-->

Iklan

https://picasion.com/

Satu Abad Alun-Alun Kota Lumajang

, Sabtu, Juli 24, 2021 WIB
https://picasion.com/


Selama beberapa tahun terakhir ini saya mengamati fisik alun-alun kota Lumajang kok semakin cantic dan menarik saja, begitu kesan seorang warga kota Lumajang yang setiap hari minggu pagi rajin berjalan-jalan santai bersama keluarganya mengitari alun-alun kota Lumajang. Tetapi tahukah anda, bagaimana fisik alun-alun kira-kira jauh pada masa lalu? Berikut ini adalah kisah alun-alun Lumajang tersebut.

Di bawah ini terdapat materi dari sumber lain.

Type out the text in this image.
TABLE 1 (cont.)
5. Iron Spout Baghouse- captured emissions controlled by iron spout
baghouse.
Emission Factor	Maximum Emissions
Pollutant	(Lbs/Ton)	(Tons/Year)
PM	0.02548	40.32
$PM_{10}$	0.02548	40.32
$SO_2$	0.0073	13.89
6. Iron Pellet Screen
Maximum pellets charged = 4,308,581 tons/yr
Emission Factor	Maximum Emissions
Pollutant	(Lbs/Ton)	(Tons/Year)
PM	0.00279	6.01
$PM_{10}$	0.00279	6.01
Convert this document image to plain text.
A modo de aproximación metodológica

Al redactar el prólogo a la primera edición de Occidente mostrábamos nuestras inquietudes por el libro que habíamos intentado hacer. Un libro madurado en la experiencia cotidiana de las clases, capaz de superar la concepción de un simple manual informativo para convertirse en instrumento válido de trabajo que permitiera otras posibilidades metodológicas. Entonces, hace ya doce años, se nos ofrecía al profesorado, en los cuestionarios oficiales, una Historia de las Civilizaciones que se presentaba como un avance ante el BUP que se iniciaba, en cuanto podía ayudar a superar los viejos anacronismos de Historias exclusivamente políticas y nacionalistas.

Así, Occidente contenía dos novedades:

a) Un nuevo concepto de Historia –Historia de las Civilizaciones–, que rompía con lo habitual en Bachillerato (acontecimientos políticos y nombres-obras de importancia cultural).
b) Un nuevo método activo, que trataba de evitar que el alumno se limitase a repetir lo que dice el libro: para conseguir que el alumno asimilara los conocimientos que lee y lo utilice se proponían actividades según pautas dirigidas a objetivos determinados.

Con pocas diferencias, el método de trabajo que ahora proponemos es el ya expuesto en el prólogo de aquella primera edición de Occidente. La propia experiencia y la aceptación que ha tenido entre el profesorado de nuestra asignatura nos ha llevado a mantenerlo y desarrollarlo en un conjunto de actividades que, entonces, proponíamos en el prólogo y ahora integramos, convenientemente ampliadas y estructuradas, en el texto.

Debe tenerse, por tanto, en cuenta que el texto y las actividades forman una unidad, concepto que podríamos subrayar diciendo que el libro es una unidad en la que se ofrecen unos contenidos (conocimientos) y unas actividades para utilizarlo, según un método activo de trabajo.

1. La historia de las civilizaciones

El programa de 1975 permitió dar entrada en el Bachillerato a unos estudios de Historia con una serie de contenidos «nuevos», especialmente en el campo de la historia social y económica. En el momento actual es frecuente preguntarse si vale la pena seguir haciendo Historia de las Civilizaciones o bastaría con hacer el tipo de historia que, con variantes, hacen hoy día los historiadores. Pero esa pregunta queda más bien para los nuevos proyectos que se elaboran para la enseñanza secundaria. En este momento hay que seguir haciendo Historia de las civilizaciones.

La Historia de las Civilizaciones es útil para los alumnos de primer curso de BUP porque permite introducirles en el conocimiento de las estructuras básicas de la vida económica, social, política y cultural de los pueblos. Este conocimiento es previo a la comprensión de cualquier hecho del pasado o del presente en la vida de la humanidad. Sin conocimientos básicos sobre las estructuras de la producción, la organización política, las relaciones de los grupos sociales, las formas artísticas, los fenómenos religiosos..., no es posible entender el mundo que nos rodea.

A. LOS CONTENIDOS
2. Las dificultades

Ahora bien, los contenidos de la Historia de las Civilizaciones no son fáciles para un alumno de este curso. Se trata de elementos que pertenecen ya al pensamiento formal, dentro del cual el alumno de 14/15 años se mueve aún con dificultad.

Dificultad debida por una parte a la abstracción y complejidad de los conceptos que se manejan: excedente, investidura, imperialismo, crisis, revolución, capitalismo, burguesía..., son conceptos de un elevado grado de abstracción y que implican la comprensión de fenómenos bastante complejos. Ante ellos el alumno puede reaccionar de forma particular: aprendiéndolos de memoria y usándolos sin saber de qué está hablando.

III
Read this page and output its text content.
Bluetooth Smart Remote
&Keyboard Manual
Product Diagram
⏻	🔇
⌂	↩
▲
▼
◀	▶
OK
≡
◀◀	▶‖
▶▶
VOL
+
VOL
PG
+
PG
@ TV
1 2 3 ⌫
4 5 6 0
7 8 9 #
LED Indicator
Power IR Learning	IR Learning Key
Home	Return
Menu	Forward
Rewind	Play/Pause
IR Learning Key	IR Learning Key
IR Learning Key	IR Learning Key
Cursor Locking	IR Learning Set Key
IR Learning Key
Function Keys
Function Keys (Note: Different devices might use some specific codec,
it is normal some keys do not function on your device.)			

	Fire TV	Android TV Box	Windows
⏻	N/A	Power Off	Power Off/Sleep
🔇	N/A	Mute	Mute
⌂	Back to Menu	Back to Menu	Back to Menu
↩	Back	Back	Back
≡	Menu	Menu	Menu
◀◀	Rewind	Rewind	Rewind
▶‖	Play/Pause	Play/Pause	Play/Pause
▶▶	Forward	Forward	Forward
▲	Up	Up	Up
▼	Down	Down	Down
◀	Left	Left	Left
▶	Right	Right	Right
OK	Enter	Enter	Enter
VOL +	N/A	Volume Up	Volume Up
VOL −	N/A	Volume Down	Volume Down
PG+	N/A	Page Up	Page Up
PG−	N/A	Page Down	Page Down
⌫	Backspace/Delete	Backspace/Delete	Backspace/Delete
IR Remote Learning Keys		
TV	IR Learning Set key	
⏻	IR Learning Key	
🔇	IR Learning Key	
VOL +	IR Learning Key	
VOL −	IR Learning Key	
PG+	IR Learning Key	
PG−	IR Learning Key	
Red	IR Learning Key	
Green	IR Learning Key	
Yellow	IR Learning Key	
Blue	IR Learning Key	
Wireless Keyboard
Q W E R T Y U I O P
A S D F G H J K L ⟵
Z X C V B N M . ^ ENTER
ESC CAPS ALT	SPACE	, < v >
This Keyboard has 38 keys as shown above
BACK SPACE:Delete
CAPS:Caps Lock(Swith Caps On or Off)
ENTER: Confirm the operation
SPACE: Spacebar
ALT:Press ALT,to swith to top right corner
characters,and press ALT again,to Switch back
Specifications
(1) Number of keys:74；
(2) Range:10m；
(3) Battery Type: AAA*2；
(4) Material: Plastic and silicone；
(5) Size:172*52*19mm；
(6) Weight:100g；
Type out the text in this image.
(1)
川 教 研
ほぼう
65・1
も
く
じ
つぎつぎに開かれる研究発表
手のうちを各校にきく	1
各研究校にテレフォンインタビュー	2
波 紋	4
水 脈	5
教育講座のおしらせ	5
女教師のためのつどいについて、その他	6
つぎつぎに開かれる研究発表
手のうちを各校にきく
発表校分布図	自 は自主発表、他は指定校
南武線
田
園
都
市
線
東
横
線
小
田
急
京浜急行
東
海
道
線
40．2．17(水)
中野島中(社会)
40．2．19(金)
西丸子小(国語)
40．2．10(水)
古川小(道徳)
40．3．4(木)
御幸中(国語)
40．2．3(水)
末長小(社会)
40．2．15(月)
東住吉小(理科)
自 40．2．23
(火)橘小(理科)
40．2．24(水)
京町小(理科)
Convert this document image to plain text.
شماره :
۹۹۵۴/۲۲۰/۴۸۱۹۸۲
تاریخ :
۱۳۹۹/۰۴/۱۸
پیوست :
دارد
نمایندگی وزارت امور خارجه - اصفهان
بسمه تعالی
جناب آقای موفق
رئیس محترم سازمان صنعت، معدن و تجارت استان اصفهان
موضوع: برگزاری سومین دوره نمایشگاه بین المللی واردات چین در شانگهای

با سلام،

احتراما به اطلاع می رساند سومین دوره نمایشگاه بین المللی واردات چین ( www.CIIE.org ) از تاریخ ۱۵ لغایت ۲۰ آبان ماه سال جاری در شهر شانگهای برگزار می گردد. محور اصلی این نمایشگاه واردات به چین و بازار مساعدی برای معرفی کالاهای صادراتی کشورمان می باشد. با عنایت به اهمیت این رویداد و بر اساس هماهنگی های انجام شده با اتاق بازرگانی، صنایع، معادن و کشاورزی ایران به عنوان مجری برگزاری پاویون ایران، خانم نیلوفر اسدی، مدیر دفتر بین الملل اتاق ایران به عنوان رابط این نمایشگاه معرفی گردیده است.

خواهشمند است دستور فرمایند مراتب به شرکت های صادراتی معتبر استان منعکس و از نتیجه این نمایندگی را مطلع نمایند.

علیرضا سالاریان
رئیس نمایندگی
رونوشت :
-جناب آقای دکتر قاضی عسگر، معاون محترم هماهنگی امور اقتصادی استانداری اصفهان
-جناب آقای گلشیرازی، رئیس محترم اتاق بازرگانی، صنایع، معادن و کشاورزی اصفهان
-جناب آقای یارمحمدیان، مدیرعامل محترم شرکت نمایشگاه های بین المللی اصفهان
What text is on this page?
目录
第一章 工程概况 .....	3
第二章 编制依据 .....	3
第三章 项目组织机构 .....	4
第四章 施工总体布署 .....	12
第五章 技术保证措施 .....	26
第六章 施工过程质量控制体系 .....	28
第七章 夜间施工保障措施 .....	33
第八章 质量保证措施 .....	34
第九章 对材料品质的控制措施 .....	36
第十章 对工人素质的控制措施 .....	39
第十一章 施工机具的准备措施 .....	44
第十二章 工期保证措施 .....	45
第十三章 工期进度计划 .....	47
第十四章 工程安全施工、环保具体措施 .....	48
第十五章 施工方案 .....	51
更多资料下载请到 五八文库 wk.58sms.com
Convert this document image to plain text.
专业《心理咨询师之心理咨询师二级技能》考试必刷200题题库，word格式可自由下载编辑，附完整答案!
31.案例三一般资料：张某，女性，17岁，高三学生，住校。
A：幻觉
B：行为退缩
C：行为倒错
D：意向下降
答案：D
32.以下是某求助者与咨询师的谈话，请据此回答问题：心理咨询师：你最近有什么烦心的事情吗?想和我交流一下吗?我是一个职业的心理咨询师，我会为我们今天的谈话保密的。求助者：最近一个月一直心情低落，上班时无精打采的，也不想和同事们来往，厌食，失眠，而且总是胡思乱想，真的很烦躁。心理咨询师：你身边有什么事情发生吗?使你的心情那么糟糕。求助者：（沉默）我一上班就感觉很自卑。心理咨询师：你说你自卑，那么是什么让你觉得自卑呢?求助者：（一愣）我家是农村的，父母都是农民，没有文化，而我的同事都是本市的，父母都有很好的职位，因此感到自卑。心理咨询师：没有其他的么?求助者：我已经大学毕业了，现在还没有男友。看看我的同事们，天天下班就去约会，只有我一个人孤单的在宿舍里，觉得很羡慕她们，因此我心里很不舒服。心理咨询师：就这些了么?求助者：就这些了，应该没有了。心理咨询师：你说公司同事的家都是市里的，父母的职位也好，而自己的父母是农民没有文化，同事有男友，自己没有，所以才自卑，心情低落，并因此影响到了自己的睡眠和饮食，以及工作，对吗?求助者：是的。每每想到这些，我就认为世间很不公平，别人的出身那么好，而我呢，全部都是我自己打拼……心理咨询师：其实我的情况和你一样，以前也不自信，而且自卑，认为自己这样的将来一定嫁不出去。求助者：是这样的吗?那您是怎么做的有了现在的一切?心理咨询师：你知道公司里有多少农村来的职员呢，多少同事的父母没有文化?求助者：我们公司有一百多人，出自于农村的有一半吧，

Alun-alun yang berlokasi di tengah-tengah kota Lumajang ini telah menelusuri “jalan hidupnya” sekitar satu abad. Sebagai salah satu dari unsur geografis tata kota. Alun-alun ini tidak jauh beda dengan prototype-nya yang timbul pada abad ke-17. Pada abad ini terjadi perpaduan antara budaya/tradisi Jawad an budaya Islam yang berpusat di Jawa Tengah, jelasnya di pusat kerajaan Mataram Islam. Perpaduan kedua budaya tersebut terjadi secara damai berkat kearifan dan kebijaksanaan rajanya : Panembahan Senopati atau lebih dikenal dengan nama ‘Sultan Agung Hanyakra Kusuma’ (1613-1645).

Tradisi besar Islam yang dipelopori oleh Sultan Agung pada 1633 M melahirkan kalender Jawa yang islamistis, yakni perpaduan perhitungan tahun Jawa lama (tahun samsiah caka) dengan tahun hijriyah qomariah (S. Resowidjojo 1959:XII). Tahun itu pula Sultan Agung membangun tanah lapang yang disebut ALUN-ALUN di sebelah utara Keraton. Bentuknya persegi empat. Di sebelah barat dibangun masjid keratin dan di tengah alun-alun ditanam pohon beringin.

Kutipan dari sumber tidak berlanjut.